Iyo shrinks his shoulder and lowers his head, seems quite cramped on driver’s seat. He is too big for this car. The body shape reminds me of the work at Hualien Cultural Park: The Internal Structure of Land. It is a giant which is composed with wood chips sitting on the concrete floor. It holds a red heart and the blood inside being non-stop transfused to branches, plants, pads and Taipei 101 on its head.
Before I have a chance to ask Iyo why he moves his studio Jinpu, our car stops at an ordinary townhouse. An electric saw shrills abruptly the air. The noise makes me wonder if I interrupt Iyo’s work. He assures me it is fine for the huge cylindrical wood piece standing here is almost finished. Like The Internal Structure, it is collaged with long and thin wood clips to circle the internal structure of steel. The top of tube is open and a water-tap is installed underneath.
Iyo calls this piece kahicera’an, means gathering here. In the old times, his peoples called the place where collects drift woods or fishes ‘kahicera’an’. Iyo sees Shitiping Scenic Recreation, the future home for this art piece, rain-collecting tube, and all kinds of the wood clips on it as camphorwood, cypress, beechwood, Formosan michelia, Chinese elm, and red cedar are all kahicera’an.
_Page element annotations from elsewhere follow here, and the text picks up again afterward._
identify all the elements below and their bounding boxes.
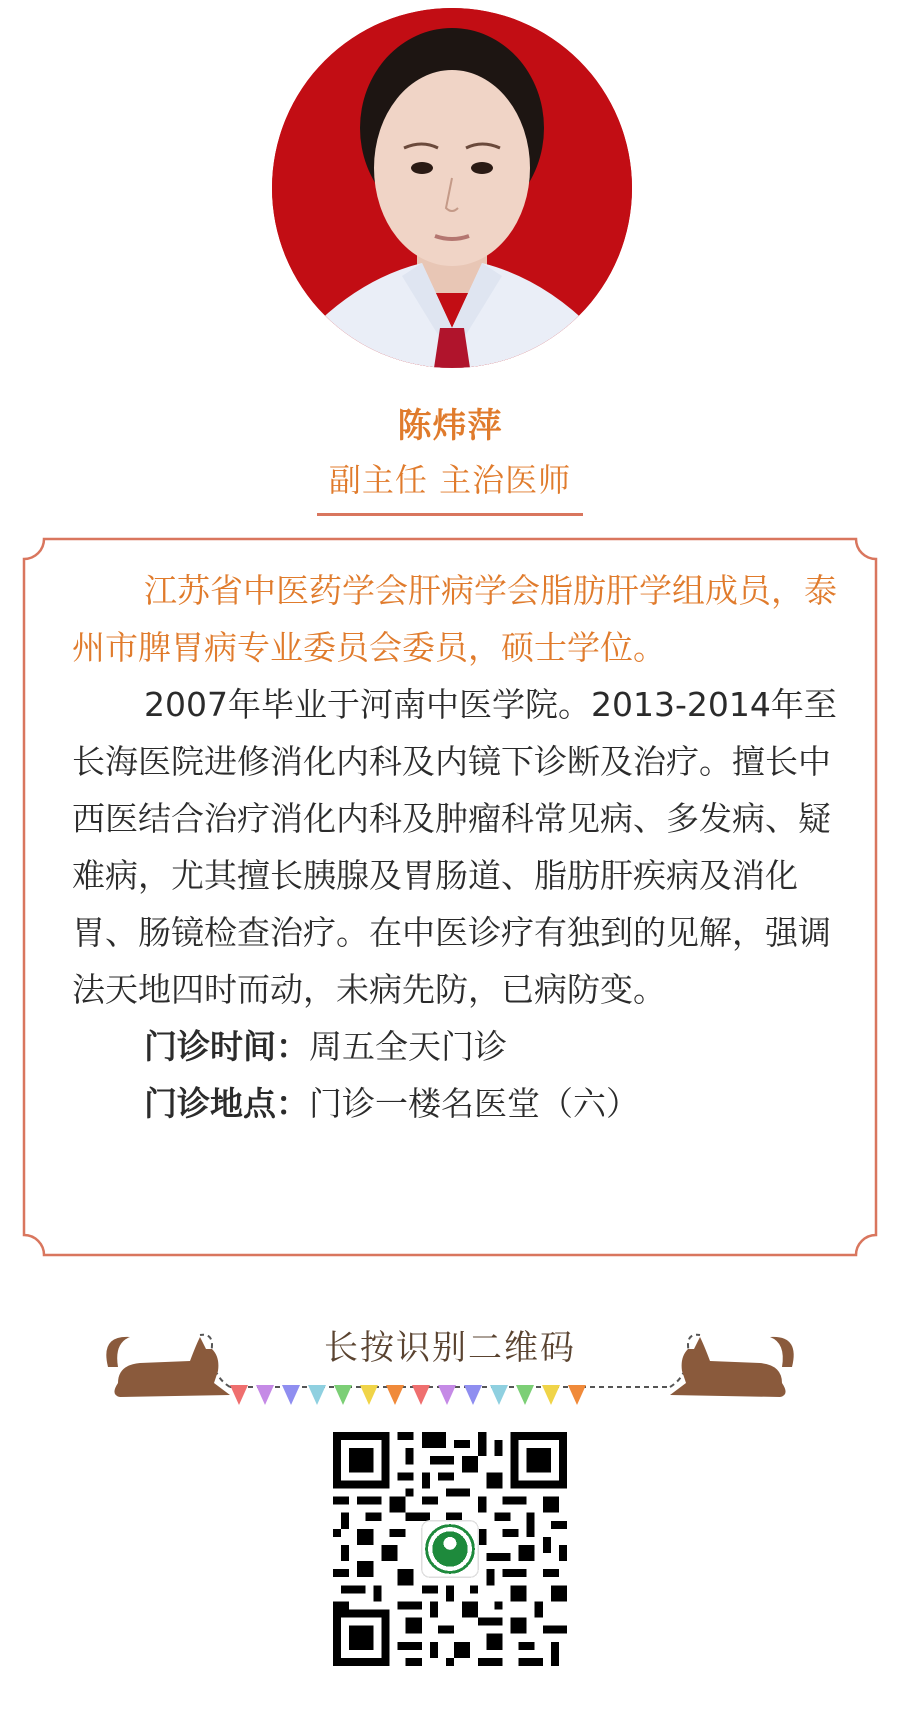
- qr-header: 长按识别二维码: [0, 1305, 900, 1415]
- clinic-time: 门诊时间：周五全天门诊: [72, 1018, 840, 1075]
- qr-code-image: [333, 1432, 567, 1666]
- clinic-location-value: 门诊一楼名医堂（六）: [309, 1084, 639, 1123]
- doctor-name: 陈炜萍: [0, 398, 900, 447]
- bio-card: 江苏省中医药学会肝病学会脂肪肝学组成员，泰州市脾胃病专业委员会委员，硕士学位。 …: [22, 537, 878, 1257]
- doctor-title: 副主任 主治医师: [0, 455, 900, 501]
- title-divider: [317, 513, 583, 516]
- clinic-time-label: 门诊时间：: [144, 1027, 309, 1066]
- qr-code[interactable]: [333, 1432, 567, 1666]
- doctor-photo: [272, 8, 632, 368]
- affiliations-text: 江苏省中医药学会肝病学会脂肪肝学组成员，泰州市脾胃病专业委员会委员，硕士学位。: [72, 562, 840, 676]
- qr-caption: 长按识别二维码: [0, 1320, 900, 1369]
- bio-content: 江苏省中医药学会肝病学会脂肪肝学组成员，泰州市脾胃病专业委员会委员，硕士学位。 …: [72, 562, 840, 1132]
- clinic-location: 门诊地点：门诊一楼名医堂（六）: [72, 1075, 840, 1132]
- portrait-illustration: [272, 8, 632, 368]
- bunting-flags: [230, 1385, 586, 1405]
- clinic-time-value: 周五全天门诊: [309, 1027, 507, 1066]
- clinic-location-label: 门诊地点：: [144, 1084, 309, 1123]
- description-text: 2007年毕业于河南中医学院。2013-2014年至长海医院进修消化内科及内镜下…: [72, 676, 840, 1018]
‘I will invite people to draw on wood clips, people from my village, children and friends, to draw their feelings towards land. I will collage these clips to my work afterwards. They will be like blessings.’ He gave me a piece of clip and asked:’ would you like to draw one?’ I declined and said I am bad at drawing. He replied with smile ‘That’s ok, me too.’ This is his first try to include his community people in his creation, another form of gathering to him.
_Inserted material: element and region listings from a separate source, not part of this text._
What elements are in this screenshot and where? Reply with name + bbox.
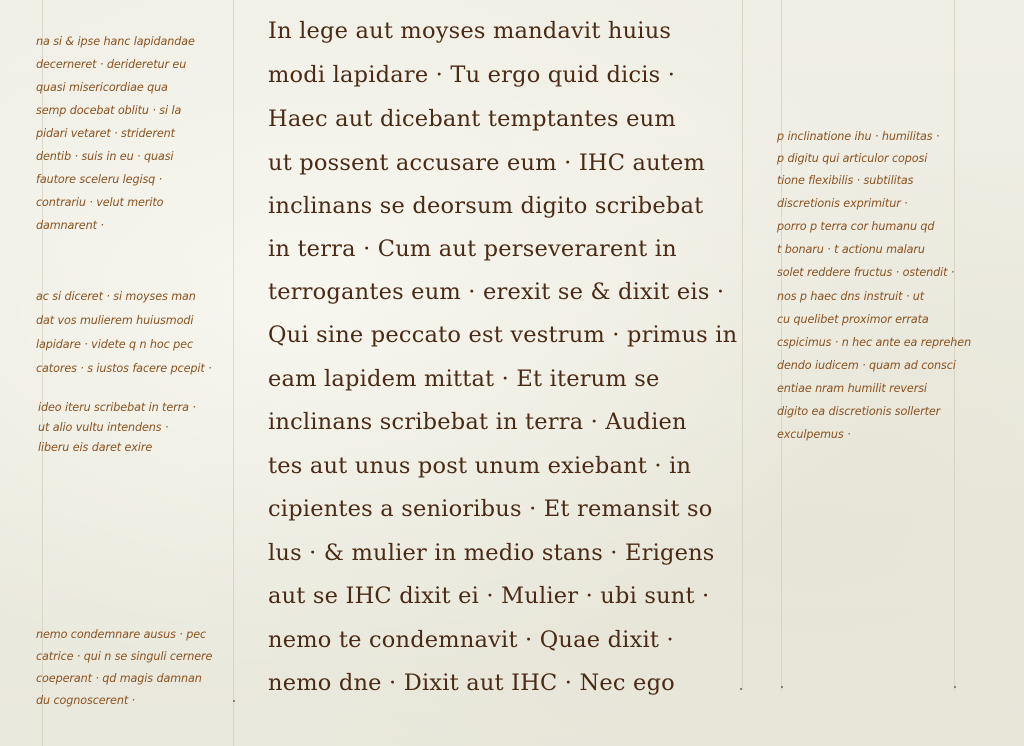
gloss-line: decerneret · derideretur eu	[36, 59, 186, 70]
gloss-line: dat vos mulierem huiusmodi	[36, 315, 193, 326]
gloss-line: damnarent ·	[36, 220, 104, 231]
gloss-line: porro p terra cor humanu qd	[777, 221, 934, 232]
gloss-line: nemo condemnare ausus · pec	[36, 629, 206, 640]
gloss-line: exculpemus ·	[777, 429, 851, 440]
gloss-line: liberu eis daret exire	[38, 442, 152, 453]
main-text-line: lus · & mulier in medio stans · Erigens	[268, 542, 715, 565]
gloss-line: ac si diceret · si moyses man	[36, 291, 196, 302]
main-text-line: terrogantes eum · erexit se & dixit eis …	[268, 281, 724, 304]
gloss-line: quasi misericordiae qua	[36, 82, 168, 93]
gloss-line: dentib · suis in eu · quasi	[36, 151, 173, 162]
gloss-line: p digitu qui articulor coposi	[777, 153, 927, 164]
main-text-line: cipientes a senioribus · Et remansit so	[268, 498, 713, 521]
main-text-line: tes aut unus post unum exiebant · in	[268, 455, 691, 478]
gloss-line: nos p haec dns instruit · ut	[777, 291, 924, 302]
gloss-line: semp docebat oblitu · si la	[36, 105, 181, 116]
gloss-line: catores · s iustos facere pcepit ·	[36, 363, 212, 374]
main-text-line: nemo dne · Dixit aut IHC · Nec ego	[268, 672, 675, 695]
gloss-line: dendo iudicem · quam ad consci	[777, 360, 956, 371]
main-text-line: in terra · Cum aut perseverarent in	[268, 238, 677, 261]
gloss-line: discretionis exprimitur ·	[777, 198, 908, 209]
gloss-line: tione flexibilis · subtilitas	[777, 175, 913, 186]
pricking-mark	[954, 686, 956, 688]
gloss-line: coeperant · qd magis damnan	[36, 673, 202, 684]
main-text-line: In lege aut moyses mandavit huius	[268, 20, 671, 43]
ruling-line-left-gloss-right	[233, 0, 234, 746]
main-text-line: ut possent accusare eum · IHC autem	[268, 152, 705, 175]
main-text-line: Qui sine peccato est vestrum · primus in	[268, 324, 737, 347]
main-text-line: modi lapidare · Tu ergo quid dicis ·	[268, 64, 675, 87]
gloss-line: ideo iteru scribebat in terra ·	[38, 402, 196, 413]
main-text-line: nemo te condemnavit · Quae dixit ·	[268, 629, 674, 652]
gloss-line: lapidare · videte q n hoc pec	[36, 339, 193, 350]
main-text-line: eam lapidem mittat · Et iterum se	[268, 368, 660, 391]
pricking-mark	[740, 688, 742, 690]
gloss-line: catrice · qui n se singuli cernere	[36, 651, 212, 662]
gloss-line: entiae nram humilit reversi	[777, 383, 927, 394]
gloss-line: contrariu · velut merito	[36, 197, 163, 208]
gloss-line: digito ea discretionis sollerter	[777, 406, 940, 417]
gloss-line: du cognoscerent ·	[36, 695, 135, 706]
gloss-line: t bonaru · t actionu malaru	[777, 244, 925, 255]
gloss-line: solet reddere fructus · ostendit ·	[777, 267, 954, 278]
manuscript-page: In lege aut moyses mandavit huius modi l…	[0, 0, 1024, 746]
main-text-line: inclinans se deorsum digito scribebat	[268, 195, 703, 218]
gloss-line: pidari vetaret · striderent	[36, 128, 175, 139]
main-text-line: Haec aut dicebant temptantes eum	[268, 108, 676, 131]
gloss-line: cu quelibet proximor errata	[777, 314, 929, 325]
pricking-mark	[781, 686, 783, 688]
gloss-line: p inclinatione ihu · humilitas ·	[777, 131, 939, 142]
main-text-line: aut se IHC dixit ei · Mulier · ubi sunt …	[268, 585, 709, 608]
ruling-line-main-right	[742, 0, 743, 690]
pricking-mark	[233, 700, 235, 702]
gloss-line: cspicimus · n hec ante ea reprehen	[777, 337, 971, 348]
main-text-line: inclinans scribebat in terra · Audien	[268, 411, 687, 434]
gloss-line: fautore sceleru legisq ·	[36, 174, 162, 185]
gloss-line: ut alio vultu intendens ·	[38, 422, 168, 433]
gloss-line: na si & ipse hanc lapidandae	[36, 36, 195, 47]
Distance with the public is tricky as working in village. Iyo’s studio used to locate at Shitiping. Having a café opened the studio more to the public. ‘No matter how busy I was, there were tourists would just walk in and ask “what are you doing now?”’ People still do that now but it is much quieter after his studio relocating to Jinpu. Be that as it may, Iyo doesn’t really want to build an isolated space to work. He wants to intrigue the young’s curiosity as he was attracted to the displays of village artist’s studio when he was a teenager.